New Master's Programme in Constitutional Law and Human Rights
A new international programme in constitutional law and human rights will be offered at the Department of Law this autumn. Markus Naarttijärvi is senior lecturer at the department and head of the new programme together with senior lecturer Karin Åström.
Why a master's programme in constitutional law and human rights?
- Because constitutional law and human rights are areas of law where some of the most pressing issues of our time are decided. We live in uncertain times and the need for lawyers with a solid understanding of the role of legal constructs such as the rule of law, constitutionalism and human rights is greater than ever. Both grasping these issues as such, but also having the ability to actually apply and use these concepts in legal practice and through judicial enforcement has become increasingly important for lawyers in many different fields. The programme also plays to the strengths of our department as we have a very active group of scholars interested in constitutional and human rights issues. Since we are relatively small we are also able to really weave together different competences and approaches into a coherent whole in what I think will be a very solid master’s programme.
This will be the department's first master's programme available for international students. What are your thoughts on that?
- It’s exciting and something we really wanted to offer our international students. I think it will lead to a good mix of viewpoints and experiences that will be great for both our Swedish and international students.
What are your hopes and expectations on the new programme?
- I really hope we get a great and diverse group of motivated students excited about the programme. I know the teachers they will meet are excited, and I personally really look forward to discussing the issues I face in my own research with the students in a more comprehensive way. I expect that at some point they will beg me to stop talking.
The programme contains three courses (and a final independent written essay), which also can be read as independent courses: rule of law, constitutionalism and fundamental principles; human rights law; and balance of power and constitutional enforcement. Information from the theachers resposible of each course can be found below.
Markus Naarttijärvi and Per Bergling about Rule of law, constitutionalism and fundamental principles:
- This course will provide students with an opportunity to study in depth certain key concepts of constitutional law and the legal structure and principles underpinning democratic societies. The course will adress the creation and legitimisation of constitutional orders, the role of constitutions in a multi-layered constitutional system such as the EU, and the tension between legal limits, political decision making and popular will. We will discuss and analyse recent developments such as Brexit and Catalonia as well as the challenges to constitutional principles brought on by populism, security crises and new technologies. A significant portion of the course will adress the concept of Rule of Law as a normative goal, precondition and means for reform, as well as how compliance and non-compliance with rule of law standards can be measured and evaluated in different political and legal systems and different phases of democratisation and reform.
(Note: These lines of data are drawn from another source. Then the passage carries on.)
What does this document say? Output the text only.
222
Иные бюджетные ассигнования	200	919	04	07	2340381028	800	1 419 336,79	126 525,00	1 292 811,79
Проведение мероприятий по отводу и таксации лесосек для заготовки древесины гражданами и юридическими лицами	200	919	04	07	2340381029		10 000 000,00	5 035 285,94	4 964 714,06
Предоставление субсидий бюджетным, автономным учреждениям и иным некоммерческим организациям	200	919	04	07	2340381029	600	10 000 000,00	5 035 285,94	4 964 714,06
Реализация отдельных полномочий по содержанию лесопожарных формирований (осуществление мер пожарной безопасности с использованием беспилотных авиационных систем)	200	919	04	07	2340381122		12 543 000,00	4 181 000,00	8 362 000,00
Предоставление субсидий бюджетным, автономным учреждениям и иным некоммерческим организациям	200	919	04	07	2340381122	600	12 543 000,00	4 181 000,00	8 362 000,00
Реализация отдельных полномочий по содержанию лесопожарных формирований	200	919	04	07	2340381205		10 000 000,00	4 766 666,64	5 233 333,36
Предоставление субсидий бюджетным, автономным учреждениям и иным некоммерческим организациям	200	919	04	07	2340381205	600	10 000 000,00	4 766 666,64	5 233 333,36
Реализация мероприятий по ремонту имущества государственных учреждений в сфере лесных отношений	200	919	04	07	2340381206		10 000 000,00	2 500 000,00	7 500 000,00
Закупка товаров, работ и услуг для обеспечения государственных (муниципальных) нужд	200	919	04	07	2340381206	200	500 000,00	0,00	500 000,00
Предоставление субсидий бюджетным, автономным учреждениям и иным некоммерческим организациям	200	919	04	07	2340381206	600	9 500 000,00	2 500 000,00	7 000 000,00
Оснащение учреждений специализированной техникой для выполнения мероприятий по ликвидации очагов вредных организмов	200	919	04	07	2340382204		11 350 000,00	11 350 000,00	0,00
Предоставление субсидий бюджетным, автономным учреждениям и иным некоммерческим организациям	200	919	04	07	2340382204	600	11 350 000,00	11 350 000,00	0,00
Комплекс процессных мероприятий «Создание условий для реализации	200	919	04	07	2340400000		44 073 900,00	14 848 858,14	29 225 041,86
Fanny Holm about Human Rights Law:
- This course addresses the global rise in legal protection of individuals and groups, at international and constitutional levels, that took off as a response to atrocities of the Second World War. Human rights law has grown into a complex system of regional and international institutions and legal frameworks. Comprehensive catalogues of rights and remedies for individuals as well as different groups are by now well established, yet normative and political controversies remain. These will provide starting points for exciting discussions during the course.
Mattias Derlén and Johan Lindholm
about Balance of Power and Constitutional Enforcement:
- We are constantly reminded how deeply affected society is by national and international actors wielding public power. In recent years, lawyers and non-lawyers alike have “rediscovered" the importance of constitutional rules governing the division of power between actors and providing a bridge between words on paper and actual, protected rights. The course Balance of Power and Constitutional Enforcement addresses these classical and topical issue using a comparative approach, discussing the issues by using examples from different legal systems. We look forward to great discussions.